Hätte er nicht durch Zufall das Faltblatt in der Tageszeitung gesehen, wäre Kalli wahrscheinlich niemals auf die Idee gekommen zum Arzt zu gehen. Doch glücklicherweise war ja „noch nichts zu spät“, wie es in der Infobroschüre hieß. Ein bisschen mulmig war Kalli ja schon. Ab dem zwanzigsten Lebensjahr sollte man jährlich die gynäkologische Untersuchung durchführen lassen, dabei ist er schon über dreißig und die Premiere rangierte unter „besser spät als nie“. Und da saß er nun. Im unklimatisierten Wartezimemr zusammengefercht mit acht Frauen. Männer schienen das Problem – wie so häufig in Gesundheitsfragen – nicht so ernst zu nehmen. Während er im Wartezimmer sitzt und genüsslich die Brigitte anschaute, wie diese in der „Glamour“ laß, betrat eine Frau die Praxis und posaunten lauthals etwas von „Pille vergessen“ und „ich glaub, ich bin schon wieder schwanger“. Begleitet von ihrem knapp zwei Jahre alten Kind und einer knapp begleiteten Freundin, stand die offensichtlich einem sozialen Brennpunkt entstammende korpulente Frau mit Leopardenmusterhose verzweifelt dort. Kalli, der den Parkplatz der Praxis einsehen konnte, war schon lange beim schnellen und schiefen Einparken klar, das es ein Notfall sein musste. Und was war die Reaktion der offensichtlich überforderten Arzthelferin? Sie verwies die drei (oder vier) ins Wartezimmer. Zu Recht war die Patientin sauer und meinte, auch mit Blick auf das vollbesetzte und unklimatisierte Wartezimmer, dass sie draußen im Auto warten werde und jetzt eh erstmal eine Zigarette bräuchte. Dem kleinen Kalli erging es aber auch nicht besser. Als er endlich ins Behandlungszimmer gerufen wurde, bekam er „100 prozentig sichere“ Pillen für Männer, nach deren Verwendung bisher noch kein Mann schwanger wurde, und eine Überweisung zum Urologen. „Na wnigstens erwartet mich dort die Sportbild“ dachte sich klein Kalli und schwor sich, zukünftig nicht mehr so viel auf Zeitungsbeilagen zu geben.

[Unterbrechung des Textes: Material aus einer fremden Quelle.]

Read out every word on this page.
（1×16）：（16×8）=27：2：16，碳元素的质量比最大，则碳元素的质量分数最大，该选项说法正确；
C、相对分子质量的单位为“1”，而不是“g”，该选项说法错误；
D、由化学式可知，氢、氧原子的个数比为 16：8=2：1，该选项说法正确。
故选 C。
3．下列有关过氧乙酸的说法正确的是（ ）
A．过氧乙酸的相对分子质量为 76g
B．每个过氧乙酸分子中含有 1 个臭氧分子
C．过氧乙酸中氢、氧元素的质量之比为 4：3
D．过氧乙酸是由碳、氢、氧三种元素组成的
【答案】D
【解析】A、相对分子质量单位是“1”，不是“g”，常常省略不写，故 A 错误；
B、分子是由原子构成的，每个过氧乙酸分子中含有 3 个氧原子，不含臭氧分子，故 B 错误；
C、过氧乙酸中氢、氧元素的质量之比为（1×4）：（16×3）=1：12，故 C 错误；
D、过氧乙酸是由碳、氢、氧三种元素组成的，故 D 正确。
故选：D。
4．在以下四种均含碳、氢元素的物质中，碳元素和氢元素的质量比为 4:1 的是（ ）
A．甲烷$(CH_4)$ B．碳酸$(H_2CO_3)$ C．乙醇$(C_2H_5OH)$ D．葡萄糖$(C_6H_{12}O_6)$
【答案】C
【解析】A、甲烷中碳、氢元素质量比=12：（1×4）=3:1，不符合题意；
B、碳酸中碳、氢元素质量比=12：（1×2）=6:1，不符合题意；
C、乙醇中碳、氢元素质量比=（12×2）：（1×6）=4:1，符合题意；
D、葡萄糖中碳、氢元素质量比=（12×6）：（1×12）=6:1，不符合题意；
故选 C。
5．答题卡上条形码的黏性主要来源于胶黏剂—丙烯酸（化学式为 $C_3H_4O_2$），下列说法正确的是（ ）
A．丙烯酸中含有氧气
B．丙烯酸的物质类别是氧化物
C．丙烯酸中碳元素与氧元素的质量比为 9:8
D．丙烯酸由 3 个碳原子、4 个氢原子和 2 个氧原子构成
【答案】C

(4) Der kleine Kalli – und Tante Herta

Es klingelt an der Wohnungstür. Kalli zuckt zusammen und schaut sich nochmals vergewissernd, ob auch wirklich alles ordnungsgemäß an seinem vorgesehenen Platz ist, in seinen vier Wänden um. Langsam und respektvoll nähert sich klein Kalli der Tür. Wohlwissend was ihn dahinter erwartet: Tante Herta. Monate zuvor hatte sich die kleine untersetzte und geschwätzige Person angekündigt. Unzählige Telefonate später, war es nun soweit. Der obligatorische jährliche Besuch stand an. Kalli, der in seinem Freundeskreis nur von der „jährlichen Inventur“ sprach, hatte sich für diesen Moment diesmal bestens vorbereitet. Die Wohnung war bestmöglich aufgeräumt und alles andere hatte er in den abschließbaren Wandschrank gepresst. Raumduftspray überdeckte den Zigarettengeruch und ein Bild von Kallis Arbeitskollegin, die sich netterweise für ein Pärchenfotoshooting zur Verfügung gestellt hatte, stand schön gerahmt und gut sichtbar auf dem Wohnzimmerschrank. Die Kaffeemaschine freute sich in der Küche über ihren alljährlichen Einsatz und der Fernseher war bereits zur Aufzeichnung des Fußballländerspiels programmiert. Bevor klein Kalli die Türklinke zum Öffnen nach unten drückte, holte er noch einmal tief Luft und wischte die schwitzige Hand an der Hose ab. Dann öffnete er die Tür. Ein junger Mann stand vor ihm und hielt Kalli ein Blech Streuselkuchen unter die Nase. „Ihre Bestellung, ich bräuchte dann da unten noch eine Unterschrift“ Kalli war erleichtert, wusste aber auch, dass damit das Warten auf die jährliche Inventur lediglich noch etwas andauerte.